Nix has always dreamed of being the quarterback of the Auburn football team. It hasn’t always played out like he envisioned throwing the football around in the backyard. He didn’t imagine throwing three interceptions in The Swamp as a freshman, and he sure didn’t want to lose like he did in Tuscaloosa last fall. A coaching change happened this offseason that he didn’t expect when he signed, and Auburn brought in T.J. Finley to put the pressure on him at practice.
But criticism is inevitable, Nix has learned. He’s convinced that even if he was having that dream career, there’d still be negativity like what comes up when people talk about his play on the Plains.

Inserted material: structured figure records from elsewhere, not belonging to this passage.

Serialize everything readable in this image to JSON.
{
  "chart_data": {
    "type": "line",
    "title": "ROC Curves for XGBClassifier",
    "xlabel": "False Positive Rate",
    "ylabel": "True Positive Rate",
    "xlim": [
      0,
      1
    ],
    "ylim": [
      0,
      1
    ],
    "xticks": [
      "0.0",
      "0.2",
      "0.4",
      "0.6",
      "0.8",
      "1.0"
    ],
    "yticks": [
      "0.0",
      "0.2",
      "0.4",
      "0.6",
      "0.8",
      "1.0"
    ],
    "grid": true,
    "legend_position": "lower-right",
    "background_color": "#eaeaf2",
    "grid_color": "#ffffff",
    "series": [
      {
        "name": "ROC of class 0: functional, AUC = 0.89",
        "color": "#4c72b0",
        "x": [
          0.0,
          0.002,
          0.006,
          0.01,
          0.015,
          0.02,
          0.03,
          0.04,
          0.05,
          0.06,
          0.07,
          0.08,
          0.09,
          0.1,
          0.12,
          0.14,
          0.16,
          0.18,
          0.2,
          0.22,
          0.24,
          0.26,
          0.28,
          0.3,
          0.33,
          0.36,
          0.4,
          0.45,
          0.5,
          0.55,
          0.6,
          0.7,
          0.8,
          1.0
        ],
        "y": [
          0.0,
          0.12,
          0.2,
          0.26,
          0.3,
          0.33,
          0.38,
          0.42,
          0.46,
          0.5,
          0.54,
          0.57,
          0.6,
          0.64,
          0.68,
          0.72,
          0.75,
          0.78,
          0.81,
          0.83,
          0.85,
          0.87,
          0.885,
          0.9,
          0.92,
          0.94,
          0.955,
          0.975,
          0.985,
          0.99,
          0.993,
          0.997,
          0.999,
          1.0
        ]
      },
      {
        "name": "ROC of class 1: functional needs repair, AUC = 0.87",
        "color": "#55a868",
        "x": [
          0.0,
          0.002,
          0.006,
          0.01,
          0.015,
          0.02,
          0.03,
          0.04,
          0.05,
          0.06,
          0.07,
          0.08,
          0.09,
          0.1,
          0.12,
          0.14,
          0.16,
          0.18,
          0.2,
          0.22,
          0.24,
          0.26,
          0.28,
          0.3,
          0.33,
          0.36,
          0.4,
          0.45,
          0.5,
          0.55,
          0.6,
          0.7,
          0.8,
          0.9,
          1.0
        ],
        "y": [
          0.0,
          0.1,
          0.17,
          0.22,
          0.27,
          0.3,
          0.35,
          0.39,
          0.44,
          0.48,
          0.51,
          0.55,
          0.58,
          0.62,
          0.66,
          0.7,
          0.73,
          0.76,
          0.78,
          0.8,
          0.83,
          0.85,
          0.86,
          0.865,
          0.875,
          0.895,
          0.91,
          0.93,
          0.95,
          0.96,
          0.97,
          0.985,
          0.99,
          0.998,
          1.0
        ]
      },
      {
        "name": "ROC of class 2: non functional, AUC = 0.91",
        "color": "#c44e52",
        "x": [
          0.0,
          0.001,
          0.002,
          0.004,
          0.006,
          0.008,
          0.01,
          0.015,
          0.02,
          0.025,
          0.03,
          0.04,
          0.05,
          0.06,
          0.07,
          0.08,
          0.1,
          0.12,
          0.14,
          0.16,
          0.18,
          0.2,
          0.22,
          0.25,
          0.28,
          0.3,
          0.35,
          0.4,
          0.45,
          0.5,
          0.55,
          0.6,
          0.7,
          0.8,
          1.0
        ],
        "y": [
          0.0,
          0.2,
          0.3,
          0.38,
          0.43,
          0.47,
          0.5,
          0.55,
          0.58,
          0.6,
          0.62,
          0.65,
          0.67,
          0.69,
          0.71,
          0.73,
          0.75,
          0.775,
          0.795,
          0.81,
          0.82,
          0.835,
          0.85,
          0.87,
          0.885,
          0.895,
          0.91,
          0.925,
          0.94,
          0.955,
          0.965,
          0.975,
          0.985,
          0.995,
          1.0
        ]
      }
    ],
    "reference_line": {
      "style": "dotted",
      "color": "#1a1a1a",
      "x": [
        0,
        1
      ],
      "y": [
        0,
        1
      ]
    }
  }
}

“The biggest thing I’ve learned is, no matter what you do in life — you could be the most influential person in the country, you could change so many lives — but there’s always going to be that one person, more than one person, that doesn’t like what you’re doing or disagrees or thinks that you can do something better,” Nix said into the microphone in Hoover, speaking like a kid who’s gone through battles and learned from them.
“In high school, you don’t really go through that kind of stuff,” he explained. “ ... In college, I feel like no matter what side you’re on, you could get bad-mouthed and criticized. It goes with the territory. I knew coming to Auburn what I was going to face. I knew it was going to be difficult. You have to deal with certain fans across the state. So each and every time, every moment of criticism, you’ve just got to reflect on where you are and what I’m doing.
“I’m just thankful to be at Auburn.”
It’s a freeing perspective. If he can master it, he can get back to dreaming and throwing every pass without worrying about the nightmare.
Bryan Harsin in his own career on the other side of the country has picked up the same perspective — and he said in some months of knowing Nix, that Nix has responded to criticism well.
“I coached the winningest quarterback in college football, Kellen Moore, and he was criticized. He was 50-3, you know?” Harsin said. “He lost three games by seven points or less, but he still wasn’t good enough — just on and on and on with this guy. ... It’s amazing what he was able to do but still at the same time had to be extremely tough and took a lot of criticism for things that he didn’t do well because the expectations were so high.
“You’re going to be criticized,” he went on, “and you better understand how to handle that, and if it’s something that just eats you up and you can’t, it’s going to be hard for you to play at this level. He has handled it well.”